Эйлвард пожал широкими плечами, и на его загорелом лице мелькнула смущенная улыбка.
– Да, от меня толку, правда, как от отсыревшей тетивы, – сказал он. – Но такова уж природа мужчины, что он грустит, расставшись с любимой.
– Поистине так! – воскликнул Найджел и вдруг увидел перед собой темные очи Мэри Баттесторн, услышал ее негромкий, мелодичный, серьезный голос, который звучал в его ушах, как музыка, в ту ночь, когда они вернули ее легкомысленную сестру под отчий кров, голос, на который отзывалось все лучшее и благороднейшее в его душе. – Однако вспомни, Эйлвард! Женщина ведь любит в мужчине не его грубую земную оболочку, но его душу, его честь, славу, подвиги, которыми он украсил свою жизнь. Поэтому, отправляясь на войну, ты не только обретаешь славу, но и любовь.

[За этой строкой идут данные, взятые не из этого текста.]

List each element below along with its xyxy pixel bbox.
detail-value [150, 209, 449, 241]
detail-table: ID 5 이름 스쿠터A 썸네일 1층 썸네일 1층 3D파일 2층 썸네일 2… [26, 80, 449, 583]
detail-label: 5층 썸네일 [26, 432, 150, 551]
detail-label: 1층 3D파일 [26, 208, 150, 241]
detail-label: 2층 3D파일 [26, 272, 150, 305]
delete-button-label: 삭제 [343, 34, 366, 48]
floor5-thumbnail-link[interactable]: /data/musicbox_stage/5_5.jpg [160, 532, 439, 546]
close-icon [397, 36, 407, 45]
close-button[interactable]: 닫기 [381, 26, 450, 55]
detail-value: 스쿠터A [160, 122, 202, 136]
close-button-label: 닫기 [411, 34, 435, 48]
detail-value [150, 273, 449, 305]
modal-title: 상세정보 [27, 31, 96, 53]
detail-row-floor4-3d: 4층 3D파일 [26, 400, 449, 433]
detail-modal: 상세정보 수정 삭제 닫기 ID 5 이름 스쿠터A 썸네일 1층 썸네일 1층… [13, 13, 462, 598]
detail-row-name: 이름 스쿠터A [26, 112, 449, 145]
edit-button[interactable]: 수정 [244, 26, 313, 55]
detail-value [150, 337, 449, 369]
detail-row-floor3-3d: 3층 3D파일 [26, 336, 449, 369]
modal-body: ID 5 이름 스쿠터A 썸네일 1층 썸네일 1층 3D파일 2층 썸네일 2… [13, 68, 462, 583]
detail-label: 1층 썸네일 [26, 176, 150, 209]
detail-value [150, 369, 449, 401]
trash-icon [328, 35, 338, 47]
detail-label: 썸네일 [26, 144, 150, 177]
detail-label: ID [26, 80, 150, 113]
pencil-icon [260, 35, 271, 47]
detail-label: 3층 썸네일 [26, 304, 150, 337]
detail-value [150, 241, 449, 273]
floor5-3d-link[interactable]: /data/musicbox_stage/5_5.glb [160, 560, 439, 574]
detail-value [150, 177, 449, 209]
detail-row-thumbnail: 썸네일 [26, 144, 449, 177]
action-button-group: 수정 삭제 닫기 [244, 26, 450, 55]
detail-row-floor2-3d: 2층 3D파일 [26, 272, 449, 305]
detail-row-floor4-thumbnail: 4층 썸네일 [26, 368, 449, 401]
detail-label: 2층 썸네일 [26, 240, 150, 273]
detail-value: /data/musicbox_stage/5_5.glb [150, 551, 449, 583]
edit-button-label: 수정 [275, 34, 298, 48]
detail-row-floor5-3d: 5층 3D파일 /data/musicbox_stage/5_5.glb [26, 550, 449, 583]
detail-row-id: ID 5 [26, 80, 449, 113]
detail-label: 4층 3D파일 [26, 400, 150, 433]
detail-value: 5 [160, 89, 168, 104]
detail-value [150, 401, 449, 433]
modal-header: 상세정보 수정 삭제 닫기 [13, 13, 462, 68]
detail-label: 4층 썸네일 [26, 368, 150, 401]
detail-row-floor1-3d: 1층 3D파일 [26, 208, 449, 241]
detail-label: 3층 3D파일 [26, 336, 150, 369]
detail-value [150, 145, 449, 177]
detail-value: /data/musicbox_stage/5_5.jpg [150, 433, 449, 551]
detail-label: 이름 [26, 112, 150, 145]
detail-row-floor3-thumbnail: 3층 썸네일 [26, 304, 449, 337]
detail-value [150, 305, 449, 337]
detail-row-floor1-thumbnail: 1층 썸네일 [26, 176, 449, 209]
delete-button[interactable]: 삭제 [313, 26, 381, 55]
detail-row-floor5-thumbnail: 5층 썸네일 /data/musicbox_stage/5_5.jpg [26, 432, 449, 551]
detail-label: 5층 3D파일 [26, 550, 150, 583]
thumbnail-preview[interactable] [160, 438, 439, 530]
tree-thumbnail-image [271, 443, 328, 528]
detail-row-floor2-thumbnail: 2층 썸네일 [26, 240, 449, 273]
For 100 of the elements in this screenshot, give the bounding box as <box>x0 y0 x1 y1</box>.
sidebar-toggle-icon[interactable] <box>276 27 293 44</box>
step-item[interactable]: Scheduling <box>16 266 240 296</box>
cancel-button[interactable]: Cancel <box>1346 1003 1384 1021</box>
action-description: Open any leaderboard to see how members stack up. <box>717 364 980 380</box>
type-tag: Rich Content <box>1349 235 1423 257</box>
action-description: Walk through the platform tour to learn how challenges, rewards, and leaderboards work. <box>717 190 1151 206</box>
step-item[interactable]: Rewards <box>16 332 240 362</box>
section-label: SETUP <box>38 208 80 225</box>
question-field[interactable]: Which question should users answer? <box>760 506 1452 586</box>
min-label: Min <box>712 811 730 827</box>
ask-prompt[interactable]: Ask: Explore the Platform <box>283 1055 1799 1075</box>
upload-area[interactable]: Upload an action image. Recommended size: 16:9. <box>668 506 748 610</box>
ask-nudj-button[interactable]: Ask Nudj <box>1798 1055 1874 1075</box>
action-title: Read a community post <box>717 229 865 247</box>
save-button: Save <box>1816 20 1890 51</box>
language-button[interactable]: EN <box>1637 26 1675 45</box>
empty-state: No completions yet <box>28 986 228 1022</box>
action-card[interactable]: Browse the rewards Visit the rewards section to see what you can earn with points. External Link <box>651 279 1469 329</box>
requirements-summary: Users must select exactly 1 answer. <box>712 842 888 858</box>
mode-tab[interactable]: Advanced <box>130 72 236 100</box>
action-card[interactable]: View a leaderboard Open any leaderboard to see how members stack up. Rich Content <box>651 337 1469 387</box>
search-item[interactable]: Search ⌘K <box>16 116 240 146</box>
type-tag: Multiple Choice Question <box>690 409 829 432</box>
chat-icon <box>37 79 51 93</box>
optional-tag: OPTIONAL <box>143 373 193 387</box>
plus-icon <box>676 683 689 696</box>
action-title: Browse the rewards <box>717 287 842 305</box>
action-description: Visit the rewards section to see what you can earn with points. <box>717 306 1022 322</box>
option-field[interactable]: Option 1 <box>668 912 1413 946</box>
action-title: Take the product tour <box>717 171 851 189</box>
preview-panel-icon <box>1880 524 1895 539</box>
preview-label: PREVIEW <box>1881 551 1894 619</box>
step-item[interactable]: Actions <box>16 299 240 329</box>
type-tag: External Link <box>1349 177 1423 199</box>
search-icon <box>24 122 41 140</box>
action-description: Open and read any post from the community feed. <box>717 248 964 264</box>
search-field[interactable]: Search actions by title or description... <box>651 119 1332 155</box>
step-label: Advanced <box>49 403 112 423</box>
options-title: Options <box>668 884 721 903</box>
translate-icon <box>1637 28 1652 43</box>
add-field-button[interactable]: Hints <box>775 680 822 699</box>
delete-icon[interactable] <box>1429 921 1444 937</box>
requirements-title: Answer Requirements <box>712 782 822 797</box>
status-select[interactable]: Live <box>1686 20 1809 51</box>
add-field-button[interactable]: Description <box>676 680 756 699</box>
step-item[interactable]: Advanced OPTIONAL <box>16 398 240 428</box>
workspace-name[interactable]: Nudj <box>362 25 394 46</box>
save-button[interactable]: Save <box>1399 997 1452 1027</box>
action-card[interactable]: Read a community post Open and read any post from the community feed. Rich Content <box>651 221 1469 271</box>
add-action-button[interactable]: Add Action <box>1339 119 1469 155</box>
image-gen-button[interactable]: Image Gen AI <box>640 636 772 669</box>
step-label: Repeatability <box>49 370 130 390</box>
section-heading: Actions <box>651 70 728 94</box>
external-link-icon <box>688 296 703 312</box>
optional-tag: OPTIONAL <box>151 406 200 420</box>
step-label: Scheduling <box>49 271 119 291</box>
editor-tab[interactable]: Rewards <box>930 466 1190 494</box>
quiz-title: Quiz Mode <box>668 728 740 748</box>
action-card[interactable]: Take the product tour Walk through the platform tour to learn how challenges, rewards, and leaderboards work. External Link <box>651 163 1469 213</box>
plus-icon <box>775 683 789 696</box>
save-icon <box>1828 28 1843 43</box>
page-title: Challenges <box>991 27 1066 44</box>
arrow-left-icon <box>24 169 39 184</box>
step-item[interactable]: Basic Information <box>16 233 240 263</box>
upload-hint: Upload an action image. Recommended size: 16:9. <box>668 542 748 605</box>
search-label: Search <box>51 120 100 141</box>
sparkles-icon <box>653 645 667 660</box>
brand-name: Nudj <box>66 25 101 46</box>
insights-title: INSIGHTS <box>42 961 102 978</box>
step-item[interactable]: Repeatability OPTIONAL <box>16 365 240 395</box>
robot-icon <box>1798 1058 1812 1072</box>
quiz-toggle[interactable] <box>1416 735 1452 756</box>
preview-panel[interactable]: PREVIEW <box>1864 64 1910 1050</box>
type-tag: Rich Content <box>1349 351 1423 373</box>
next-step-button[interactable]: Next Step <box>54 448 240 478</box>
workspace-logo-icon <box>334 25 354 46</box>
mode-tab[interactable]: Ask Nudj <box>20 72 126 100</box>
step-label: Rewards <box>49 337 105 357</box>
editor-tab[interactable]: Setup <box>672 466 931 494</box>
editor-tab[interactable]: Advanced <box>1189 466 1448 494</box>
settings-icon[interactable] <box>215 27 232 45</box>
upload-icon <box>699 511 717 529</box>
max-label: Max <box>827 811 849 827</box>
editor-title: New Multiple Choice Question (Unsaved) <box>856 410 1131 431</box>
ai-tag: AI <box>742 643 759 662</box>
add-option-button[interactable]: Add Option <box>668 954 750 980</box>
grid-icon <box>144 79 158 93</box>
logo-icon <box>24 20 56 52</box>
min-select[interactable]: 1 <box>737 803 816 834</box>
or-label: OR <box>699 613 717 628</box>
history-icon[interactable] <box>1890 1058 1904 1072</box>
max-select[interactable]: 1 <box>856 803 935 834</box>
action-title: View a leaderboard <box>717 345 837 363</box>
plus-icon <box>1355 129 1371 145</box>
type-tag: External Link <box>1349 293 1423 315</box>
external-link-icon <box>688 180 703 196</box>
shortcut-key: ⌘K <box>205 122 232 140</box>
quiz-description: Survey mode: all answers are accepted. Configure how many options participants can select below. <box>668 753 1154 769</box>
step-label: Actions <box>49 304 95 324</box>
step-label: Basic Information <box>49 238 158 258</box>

– Оно, может, и так, – ответил лучник. – Но у меня сердце надрывается, когда красотки плачут, так бы и поплакал с ними за компанию. Когда Мэри… да нет, Долли… а вернее, Марта, ну рыженькая с мельницы, когда она уцепилась за мою перевязь, у меня чуть сердце не разорвалось, оттого что надо было высвободиться из ее рук.
– Ты называешь то одно имя, то другое, – сказал Найджел. – Как же все-таки зовут твою возлюбленную?
Эйлвард сдвинул каску на затылок и смущенно запустил пятерню в жесткие волосы:
– Зовут ее Мэри Долли Марта Сьюзен Джейн Сесили Теодозия Агнес Джоанна Катерина.
Выслушав это внушительное имя, Найджел расхохотался:
– Видно, не стоило мне брать тебя с собой! Клянусь святым Павлом, ведь по моей вине овдовела чуть ли не половина прихода. Но я видел твоего старого отца. Подумай о радости, которая наполнит его сердце, когда он узнает, что ты во Франции отличился и покрыл себя славой.
– Боюсь, слава не поможет ему уплатить долг уэверлийскому ключарю, – сказал Эйлвард. – И придется ему скитаться по дорогам, и никакая слава тут не поможет, если к Крещению он не соберет десять ноблей. А вот если я захвачу пленника, за которого получу выкуп, или буду участвовать во взятии города, вот тогда старик будет мной гордиться. «Твой меч должен пособить моей лопате, Сэмкин», – сказал он, целуя меня на прощание. Поистине для него будет счастливый день, коли я вернусь с седельной сумкой, набитой монетами. Ну, авось по милости Господней мне доведется запустить руку в чей-нибудь карман, прежде чем я вернусь в Круксбери!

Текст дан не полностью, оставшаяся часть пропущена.